Sheep producers continue to trade into a much livelier market. Factory agents are keen to maintain high levels of throughput, with the weekly kill running in excess of 60,000 head for the last four weeks.

The fact that prices have strengthened during this period and remain solid shows the strength of demand.

Quotes are largely unchanged on last week’s levels.

Kildare Chilling remains top with its base of €5.40/kg plus 10c/kg quality assurance (QA) bonus.

Kepak has added 5c/kg on to its base, bringing it to €5.35/kg, along with its higher QA bonus of 15c/kg. The two Irish Country Meats plants remain at €5.30/kg plus 10c/kg QA, while Ballon is quoting 550c/kg all in.

Higher returns

Farmers handling significant numbers or trading through producer groups are pushing returns to €5.55/kg to €5.65/kg, with select deals negotiated at a higher level when transport costs are taken into account.

The highlight of the trade remains the appetite from agents looking to source lambs in direct farm sales or through the mart ring.

Agents have been particularly active in mart sales and continue to drop well down in the weights to get lambs. Managers report agents purchasing significant numbers of lambs in the 38kg to 42kg bracket that would normally be purchased by store lamb finishers.

This is having a number of benefits – it is taking higher numbers out of the system and leaving factories hungry for lambs, with the average carcase weight of lambs slaughtered running significantly lower.

IFA national sheep chair Sean Dennehy said: “The lamb trade is a lot stronger this week, with factories having to increase quotes and prices and paying 30c to 35c/kg over quoted prices to get stock. Top weights have also increased to 21.5kg in the last few days and sellers should take advantage of demand and ensure they are negotiating maximum returns.”

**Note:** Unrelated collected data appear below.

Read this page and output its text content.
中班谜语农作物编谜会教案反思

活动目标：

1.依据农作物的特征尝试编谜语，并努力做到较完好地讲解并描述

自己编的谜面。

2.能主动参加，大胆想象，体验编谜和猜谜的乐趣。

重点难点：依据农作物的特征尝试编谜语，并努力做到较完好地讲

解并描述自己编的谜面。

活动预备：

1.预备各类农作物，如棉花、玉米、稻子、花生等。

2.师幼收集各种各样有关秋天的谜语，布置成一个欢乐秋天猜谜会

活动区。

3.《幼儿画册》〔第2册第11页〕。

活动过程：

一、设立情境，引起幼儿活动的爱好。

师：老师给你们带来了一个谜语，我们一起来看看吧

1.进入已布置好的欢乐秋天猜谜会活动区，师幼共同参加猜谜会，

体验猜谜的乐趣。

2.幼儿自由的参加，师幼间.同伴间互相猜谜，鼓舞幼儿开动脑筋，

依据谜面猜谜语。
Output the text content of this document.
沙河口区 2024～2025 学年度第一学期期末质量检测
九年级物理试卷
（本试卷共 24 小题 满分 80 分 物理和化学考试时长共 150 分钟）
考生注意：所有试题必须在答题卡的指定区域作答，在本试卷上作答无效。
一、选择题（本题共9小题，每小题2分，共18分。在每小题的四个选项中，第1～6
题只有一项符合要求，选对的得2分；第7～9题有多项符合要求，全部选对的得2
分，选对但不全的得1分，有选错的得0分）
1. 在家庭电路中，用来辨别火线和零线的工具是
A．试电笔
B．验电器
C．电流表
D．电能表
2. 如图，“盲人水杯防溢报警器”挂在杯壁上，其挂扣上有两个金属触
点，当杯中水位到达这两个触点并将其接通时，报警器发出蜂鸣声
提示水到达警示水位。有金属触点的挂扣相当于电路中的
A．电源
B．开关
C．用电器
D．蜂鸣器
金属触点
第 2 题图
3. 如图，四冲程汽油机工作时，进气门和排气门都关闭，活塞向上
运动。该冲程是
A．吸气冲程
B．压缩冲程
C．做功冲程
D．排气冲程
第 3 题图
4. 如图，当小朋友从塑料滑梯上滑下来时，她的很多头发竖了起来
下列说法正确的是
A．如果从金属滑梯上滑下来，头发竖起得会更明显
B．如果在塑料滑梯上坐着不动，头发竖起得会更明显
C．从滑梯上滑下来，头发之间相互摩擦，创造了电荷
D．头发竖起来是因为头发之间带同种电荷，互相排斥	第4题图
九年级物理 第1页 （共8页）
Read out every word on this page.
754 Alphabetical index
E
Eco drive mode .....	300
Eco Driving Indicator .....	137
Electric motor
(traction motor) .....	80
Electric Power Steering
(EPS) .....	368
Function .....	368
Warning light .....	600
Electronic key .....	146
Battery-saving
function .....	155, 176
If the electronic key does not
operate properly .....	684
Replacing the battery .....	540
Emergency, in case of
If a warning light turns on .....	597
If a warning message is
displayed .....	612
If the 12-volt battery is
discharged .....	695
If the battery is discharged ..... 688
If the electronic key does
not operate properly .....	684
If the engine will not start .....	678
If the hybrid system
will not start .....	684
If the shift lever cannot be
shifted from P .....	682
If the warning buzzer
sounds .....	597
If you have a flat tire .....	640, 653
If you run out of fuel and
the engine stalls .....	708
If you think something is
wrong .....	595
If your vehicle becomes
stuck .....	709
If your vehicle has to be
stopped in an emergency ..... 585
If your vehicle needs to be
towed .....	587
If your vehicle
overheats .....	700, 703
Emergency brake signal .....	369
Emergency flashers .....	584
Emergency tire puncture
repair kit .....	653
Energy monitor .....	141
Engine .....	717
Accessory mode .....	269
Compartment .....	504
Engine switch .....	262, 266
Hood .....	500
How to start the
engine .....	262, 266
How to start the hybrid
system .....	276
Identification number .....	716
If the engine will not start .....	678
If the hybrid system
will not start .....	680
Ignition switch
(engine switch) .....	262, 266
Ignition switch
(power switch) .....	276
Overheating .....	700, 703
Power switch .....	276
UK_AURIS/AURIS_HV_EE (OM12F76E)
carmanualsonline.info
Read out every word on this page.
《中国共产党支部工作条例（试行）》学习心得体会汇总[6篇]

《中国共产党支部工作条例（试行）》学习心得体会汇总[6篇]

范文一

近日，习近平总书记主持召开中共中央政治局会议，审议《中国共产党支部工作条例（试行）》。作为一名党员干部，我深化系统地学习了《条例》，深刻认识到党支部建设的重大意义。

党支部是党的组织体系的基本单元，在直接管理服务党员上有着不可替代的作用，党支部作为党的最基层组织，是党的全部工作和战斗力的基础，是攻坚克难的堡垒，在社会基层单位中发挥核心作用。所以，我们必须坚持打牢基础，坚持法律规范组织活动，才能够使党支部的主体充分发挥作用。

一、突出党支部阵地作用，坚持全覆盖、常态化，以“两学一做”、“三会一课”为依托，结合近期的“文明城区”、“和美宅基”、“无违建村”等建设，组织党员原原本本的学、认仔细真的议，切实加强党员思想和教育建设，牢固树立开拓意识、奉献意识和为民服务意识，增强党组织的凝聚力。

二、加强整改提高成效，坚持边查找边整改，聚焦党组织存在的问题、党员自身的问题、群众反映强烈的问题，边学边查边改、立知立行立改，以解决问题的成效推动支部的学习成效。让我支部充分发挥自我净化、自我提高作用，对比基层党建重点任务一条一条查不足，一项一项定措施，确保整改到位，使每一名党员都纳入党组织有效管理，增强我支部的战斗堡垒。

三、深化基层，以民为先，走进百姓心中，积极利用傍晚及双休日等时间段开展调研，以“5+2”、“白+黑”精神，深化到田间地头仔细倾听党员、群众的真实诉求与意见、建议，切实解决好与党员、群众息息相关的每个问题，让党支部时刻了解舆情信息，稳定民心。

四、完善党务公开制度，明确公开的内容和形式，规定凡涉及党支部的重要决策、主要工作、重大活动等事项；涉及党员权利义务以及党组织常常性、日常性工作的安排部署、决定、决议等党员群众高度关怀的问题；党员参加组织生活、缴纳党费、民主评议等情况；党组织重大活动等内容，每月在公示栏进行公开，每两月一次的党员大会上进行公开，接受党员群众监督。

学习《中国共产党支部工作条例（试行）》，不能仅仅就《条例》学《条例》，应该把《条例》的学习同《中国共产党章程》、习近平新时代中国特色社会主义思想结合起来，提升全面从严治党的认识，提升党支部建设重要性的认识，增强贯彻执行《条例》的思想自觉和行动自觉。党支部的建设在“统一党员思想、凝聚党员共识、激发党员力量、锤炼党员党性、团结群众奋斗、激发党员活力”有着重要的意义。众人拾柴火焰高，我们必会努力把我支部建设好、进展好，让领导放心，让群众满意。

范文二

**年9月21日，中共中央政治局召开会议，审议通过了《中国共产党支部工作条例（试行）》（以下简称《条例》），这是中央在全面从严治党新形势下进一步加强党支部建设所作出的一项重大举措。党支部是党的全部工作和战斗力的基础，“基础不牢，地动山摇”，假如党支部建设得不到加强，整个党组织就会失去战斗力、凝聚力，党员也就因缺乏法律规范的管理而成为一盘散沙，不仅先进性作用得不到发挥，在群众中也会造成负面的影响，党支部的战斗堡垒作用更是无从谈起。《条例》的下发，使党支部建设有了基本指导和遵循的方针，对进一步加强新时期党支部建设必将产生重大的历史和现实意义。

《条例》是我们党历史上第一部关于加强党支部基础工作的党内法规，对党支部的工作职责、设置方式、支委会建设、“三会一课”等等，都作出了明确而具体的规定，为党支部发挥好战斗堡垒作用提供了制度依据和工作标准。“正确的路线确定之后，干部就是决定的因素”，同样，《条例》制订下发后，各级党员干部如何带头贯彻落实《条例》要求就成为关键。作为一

Northern plants have increased quotes to ward off interest from southern buyers

Agents supplying southern plants have also been very active in northern sales in the last week. The number of sheep imported for direct slaughter increased by 1,109 head last week to reach 7,871. Northern plants have increased quotes to ward off interest from southern buyers, with quotes for Thursday at £4.70/kg, equivalent of €5.19/kg at 90.5p to the euro and €5.47/kg with VAT included at 5.4%. Top prices are running 5p/kg to 10p/kg higher, while prices in Britain continue to range from £4.90/kg to £5.00/kg (€5.41/kg to €5.52/kg and €5.71/kg to €5.82/kg incl VAT).

Prices in the south are running 40c/kg to 60c/kg ahead of the corresponding week in 2019, with prices running at their highest level for the month of July for more than five years.

The outlook remains positive, with live export buyers also entering the market and starting to source lamb for the Muslim Eid al-Adha festival, which takes place from the evening of Thursday 30 June to Monday 3 August.

Buyers in Northern Ireland and the UK are also reported as beginning to put orders together for the festival.

British prices are also running at their highest level in over five years, while Northern farmers are benefitting most from the strength of the trade with prices running as high as 70p/kg to 80p/kg ahead of the corresponding period in 2019.